Previously, in order to earn yield on THORSwap, one must provide Liquidity to THORChain pools consisting of 50:50 Asset:RUNE.
By leveraging Savers Vaults, THORSwap Earn allows users to deposit single side liquidity without the risk of Impermanent Loss and no exposure to $RUNE. Quite simply: deposit your idle assets and receive passive income.
THORSwap Earn yield is powered by THORChain liquidity pools. Unlike a traditional liquidity deposit, you’re only taking the asset side, without exposure to $RUNE or impermanent loss.
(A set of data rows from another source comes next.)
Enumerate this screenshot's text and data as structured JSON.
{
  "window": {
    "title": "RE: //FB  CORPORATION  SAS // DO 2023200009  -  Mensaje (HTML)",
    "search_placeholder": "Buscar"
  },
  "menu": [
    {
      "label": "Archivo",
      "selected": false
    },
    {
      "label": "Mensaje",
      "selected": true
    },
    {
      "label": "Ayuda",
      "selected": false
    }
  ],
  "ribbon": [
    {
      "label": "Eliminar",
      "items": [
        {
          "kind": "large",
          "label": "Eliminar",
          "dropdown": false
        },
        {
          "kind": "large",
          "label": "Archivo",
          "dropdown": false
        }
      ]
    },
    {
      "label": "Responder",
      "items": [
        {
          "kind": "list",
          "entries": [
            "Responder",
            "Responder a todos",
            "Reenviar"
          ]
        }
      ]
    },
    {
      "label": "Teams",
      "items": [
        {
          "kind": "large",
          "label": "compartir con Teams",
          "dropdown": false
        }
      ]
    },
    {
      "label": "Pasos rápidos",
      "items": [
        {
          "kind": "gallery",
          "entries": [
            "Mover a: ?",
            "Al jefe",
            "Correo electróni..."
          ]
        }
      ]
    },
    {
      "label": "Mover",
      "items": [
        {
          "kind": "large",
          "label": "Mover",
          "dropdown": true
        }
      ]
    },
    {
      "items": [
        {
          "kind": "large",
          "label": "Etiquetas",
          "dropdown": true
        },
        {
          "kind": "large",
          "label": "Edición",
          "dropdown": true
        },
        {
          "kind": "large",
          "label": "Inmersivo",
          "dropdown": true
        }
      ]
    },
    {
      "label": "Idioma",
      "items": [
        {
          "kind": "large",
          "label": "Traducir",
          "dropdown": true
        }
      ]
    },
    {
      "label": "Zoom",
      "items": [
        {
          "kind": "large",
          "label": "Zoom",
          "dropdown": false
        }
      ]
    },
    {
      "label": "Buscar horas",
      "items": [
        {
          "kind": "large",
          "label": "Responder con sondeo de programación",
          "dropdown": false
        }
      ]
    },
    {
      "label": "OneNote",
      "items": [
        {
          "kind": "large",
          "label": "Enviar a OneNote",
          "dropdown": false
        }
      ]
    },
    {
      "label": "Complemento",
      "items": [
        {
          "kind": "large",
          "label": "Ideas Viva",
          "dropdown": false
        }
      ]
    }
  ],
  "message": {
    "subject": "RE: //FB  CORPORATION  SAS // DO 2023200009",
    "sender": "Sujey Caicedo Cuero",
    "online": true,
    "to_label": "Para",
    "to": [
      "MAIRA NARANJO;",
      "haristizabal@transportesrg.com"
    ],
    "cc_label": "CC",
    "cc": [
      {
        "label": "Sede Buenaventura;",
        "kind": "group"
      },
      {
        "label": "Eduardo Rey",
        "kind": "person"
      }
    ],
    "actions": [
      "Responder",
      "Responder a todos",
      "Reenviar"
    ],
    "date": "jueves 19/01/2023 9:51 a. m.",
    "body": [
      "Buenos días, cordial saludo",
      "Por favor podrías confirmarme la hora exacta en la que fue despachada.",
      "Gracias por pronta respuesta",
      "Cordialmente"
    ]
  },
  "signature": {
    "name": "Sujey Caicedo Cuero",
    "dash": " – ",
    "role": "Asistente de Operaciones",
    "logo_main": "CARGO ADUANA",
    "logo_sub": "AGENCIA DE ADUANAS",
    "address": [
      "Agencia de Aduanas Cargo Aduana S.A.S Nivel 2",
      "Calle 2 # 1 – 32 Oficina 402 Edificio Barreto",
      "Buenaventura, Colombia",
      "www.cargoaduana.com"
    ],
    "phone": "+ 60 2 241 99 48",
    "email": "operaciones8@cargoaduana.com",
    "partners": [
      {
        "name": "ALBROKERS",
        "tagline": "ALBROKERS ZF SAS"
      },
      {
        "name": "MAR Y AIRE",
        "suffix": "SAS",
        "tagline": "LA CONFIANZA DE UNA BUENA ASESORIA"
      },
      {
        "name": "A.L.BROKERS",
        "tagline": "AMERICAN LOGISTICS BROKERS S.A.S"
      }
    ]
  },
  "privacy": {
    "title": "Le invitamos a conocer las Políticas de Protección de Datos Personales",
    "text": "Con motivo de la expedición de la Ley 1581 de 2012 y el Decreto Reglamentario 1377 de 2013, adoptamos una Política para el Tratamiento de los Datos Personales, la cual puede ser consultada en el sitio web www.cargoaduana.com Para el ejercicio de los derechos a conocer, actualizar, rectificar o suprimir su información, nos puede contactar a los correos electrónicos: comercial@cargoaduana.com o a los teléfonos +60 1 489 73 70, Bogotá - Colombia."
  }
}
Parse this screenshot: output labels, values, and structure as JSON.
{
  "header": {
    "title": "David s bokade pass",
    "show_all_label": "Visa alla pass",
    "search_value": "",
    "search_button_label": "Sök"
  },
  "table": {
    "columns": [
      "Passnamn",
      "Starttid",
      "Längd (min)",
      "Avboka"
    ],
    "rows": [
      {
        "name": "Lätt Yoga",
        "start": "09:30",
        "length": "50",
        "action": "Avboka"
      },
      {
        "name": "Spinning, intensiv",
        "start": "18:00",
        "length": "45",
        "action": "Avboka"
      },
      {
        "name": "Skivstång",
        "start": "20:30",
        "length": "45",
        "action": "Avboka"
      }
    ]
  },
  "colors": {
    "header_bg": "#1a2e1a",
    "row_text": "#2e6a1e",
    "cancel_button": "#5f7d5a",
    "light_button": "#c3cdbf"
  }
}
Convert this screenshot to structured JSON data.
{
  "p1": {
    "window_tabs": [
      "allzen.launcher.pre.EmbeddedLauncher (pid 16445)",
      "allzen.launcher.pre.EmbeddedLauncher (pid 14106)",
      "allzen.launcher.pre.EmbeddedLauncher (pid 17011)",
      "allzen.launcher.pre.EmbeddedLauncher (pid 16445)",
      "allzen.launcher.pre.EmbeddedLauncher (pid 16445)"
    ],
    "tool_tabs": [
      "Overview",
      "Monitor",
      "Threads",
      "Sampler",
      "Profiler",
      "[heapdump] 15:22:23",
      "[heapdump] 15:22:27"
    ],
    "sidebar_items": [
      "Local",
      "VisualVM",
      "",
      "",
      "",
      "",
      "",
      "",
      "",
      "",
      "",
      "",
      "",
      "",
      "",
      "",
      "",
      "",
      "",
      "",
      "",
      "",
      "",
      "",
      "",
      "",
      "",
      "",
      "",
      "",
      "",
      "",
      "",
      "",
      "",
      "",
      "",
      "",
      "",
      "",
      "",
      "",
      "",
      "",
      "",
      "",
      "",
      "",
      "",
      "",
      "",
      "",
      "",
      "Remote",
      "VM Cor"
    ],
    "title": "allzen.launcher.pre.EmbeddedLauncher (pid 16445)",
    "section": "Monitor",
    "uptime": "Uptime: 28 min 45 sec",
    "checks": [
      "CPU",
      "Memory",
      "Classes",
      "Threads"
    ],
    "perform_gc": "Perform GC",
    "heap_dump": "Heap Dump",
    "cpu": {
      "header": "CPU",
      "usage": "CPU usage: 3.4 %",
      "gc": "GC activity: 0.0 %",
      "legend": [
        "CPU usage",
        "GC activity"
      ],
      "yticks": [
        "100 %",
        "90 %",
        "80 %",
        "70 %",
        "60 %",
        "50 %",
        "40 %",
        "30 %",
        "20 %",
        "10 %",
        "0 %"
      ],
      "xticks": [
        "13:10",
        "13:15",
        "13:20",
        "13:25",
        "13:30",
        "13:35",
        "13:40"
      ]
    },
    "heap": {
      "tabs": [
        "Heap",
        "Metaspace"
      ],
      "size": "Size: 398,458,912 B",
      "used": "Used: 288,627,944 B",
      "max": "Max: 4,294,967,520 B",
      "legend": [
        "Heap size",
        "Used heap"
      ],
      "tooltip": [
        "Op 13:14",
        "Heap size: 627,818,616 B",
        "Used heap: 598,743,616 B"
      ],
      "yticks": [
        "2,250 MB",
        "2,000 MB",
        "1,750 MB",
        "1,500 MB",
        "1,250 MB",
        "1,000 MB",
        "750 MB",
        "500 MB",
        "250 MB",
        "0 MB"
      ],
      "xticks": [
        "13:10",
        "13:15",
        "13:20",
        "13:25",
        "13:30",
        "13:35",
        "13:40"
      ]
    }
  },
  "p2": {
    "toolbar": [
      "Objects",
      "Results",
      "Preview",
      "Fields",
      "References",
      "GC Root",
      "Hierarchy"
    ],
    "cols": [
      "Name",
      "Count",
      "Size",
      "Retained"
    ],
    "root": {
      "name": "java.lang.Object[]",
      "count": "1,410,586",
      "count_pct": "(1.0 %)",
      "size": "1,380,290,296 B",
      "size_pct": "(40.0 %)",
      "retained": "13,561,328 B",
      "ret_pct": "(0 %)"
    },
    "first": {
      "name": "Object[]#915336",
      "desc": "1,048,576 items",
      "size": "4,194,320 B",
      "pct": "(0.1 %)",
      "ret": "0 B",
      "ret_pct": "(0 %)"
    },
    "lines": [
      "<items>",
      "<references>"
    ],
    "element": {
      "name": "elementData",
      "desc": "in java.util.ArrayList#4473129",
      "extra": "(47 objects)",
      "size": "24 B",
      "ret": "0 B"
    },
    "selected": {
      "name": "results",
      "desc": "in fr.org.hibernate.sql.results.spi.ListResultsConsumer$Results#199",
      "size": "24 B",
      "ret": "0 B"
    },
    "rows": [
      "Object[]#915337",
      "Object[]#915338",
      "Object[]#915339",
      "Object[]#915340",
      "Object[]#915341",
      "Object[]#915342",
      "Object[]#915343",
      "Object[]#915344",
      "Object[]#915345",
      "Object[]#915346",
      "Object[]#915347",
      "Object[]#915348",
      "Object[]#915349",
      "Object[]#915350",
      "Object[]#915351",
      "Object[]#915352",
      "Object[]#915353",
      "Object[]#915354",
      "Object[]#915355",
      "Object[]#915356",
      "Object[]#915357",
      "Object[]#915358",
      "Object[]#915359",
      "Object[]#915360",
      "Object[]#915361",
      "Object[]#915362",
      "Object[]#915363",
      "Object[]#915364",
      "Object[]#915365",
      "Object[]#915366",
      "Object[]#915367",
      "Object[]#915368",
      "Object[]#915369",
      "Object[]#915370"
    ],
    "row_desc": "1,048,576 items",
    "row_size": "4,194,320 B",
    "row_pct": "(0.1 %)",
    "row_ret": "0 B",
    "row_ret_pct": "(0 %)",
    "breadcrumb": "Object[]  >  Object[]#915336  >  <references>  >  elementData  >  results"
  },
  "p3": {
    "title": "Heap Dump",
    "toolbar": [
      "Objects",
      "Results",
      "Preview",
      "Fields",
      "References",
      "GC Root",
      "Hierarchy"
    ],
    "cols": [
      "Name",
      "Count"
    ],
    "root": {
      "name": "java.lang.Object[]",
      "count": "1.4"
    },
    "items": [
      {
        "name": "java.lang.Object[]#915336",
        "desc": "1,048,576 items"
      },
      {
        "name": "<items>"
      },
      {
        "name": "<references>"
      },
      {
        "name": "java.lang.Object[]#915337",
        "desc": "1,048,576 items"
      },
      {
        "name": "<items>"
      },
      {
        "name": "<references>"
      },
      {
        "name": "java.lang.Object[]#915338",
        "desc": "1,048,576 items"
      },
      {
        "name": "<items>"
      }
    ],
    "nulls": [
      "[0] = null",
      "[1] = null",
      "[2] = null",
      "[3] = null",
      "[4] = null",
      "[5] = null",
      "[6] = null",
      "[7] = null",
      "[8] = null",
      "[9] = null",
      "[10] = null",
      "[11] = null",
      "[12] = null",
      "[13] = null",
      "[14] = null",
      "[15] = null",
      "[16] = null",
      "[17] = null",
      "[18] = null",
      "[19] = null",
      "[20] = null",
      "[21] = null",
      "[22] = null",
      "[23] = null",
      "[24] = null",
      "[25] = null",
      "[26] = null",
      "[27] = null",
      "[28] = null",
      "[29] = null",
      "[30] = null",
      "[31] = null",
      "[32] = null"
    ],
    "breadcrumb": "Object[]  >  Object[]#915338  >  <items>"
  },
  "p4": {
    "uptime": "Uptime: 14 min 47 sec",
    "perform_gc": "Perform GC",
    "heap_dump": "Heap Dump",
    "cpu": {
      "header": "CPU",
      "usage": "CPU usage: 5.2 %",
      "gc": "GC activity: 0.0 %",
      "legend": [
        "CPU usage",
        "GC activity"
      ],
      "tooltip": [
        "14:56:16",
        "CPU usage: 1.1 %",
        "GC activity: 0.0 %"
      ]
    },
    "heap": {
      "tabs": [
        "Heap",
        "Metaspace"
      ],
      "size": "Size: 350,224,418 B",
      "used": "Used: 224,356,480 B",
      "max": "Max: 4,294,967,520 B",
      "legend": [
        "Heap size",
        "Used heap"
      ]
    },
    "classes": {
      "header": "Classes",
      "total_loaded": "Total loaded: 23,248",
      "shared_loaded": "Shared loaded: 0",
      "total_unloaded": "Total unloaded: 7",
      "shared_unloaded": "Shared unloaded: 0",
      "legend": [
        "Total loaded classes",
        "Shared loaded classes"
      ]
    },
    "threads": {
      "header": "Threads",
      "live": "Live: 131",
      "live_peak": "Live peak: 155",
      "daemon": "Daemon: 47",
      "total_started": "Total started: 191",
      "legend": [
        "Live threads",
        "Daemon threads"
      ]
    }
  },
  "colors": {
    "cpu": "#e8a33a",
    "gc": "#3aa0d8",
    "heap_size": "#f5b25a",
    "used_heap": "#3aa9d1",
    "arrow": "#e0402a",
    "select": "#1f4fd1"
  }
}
Traditionally, liquidity providers receive rewards each time assets are traded between the THORChain pools they are supplying liquidity. i.e. LP’s who supply BTC/RUNE receive rewards any time BTC is swapped to/from via THORChain.
In the case of THORSwap Earn:
- 2.The BTC deposit is swapped to RUNE, and the RUNE is deposited in the pool to mint the synthetic BTC.
- 3.The synthetic BTC is backed by the liquidity pool and redeemable 1-to-1. This synthetic asset, representing a piece of the liquidity pool, earns a share of the yield that the pool generates from swaps. By taking on just the single side, the regular Asset:RUNE LPers take on extra price risk to RUNE and guarantee the redemption of the synths.
The earnings liquidity pools generate are split accordingly. The pool earnings reward the THORSwap Earn (single side) Saver with approximately 50% of what the dual-sided (Asset:RUNE) liquidity provider earns.
Your Earn deposit can be withdrawn at any time with no penalty. There is a slippage swap fee on entering and exiting, from the swaps to mint or burn your synthetic asset.
On withdraw, the process is reversed. Your synthetic asset is burned, and the equivalent claim on your native asset is withdrawn from the liquidity pool.
Note: Users have to pay slip fees when entering or leaving a savers vault. Large transactions in shallow pools will incur larger fees to save/withdraw.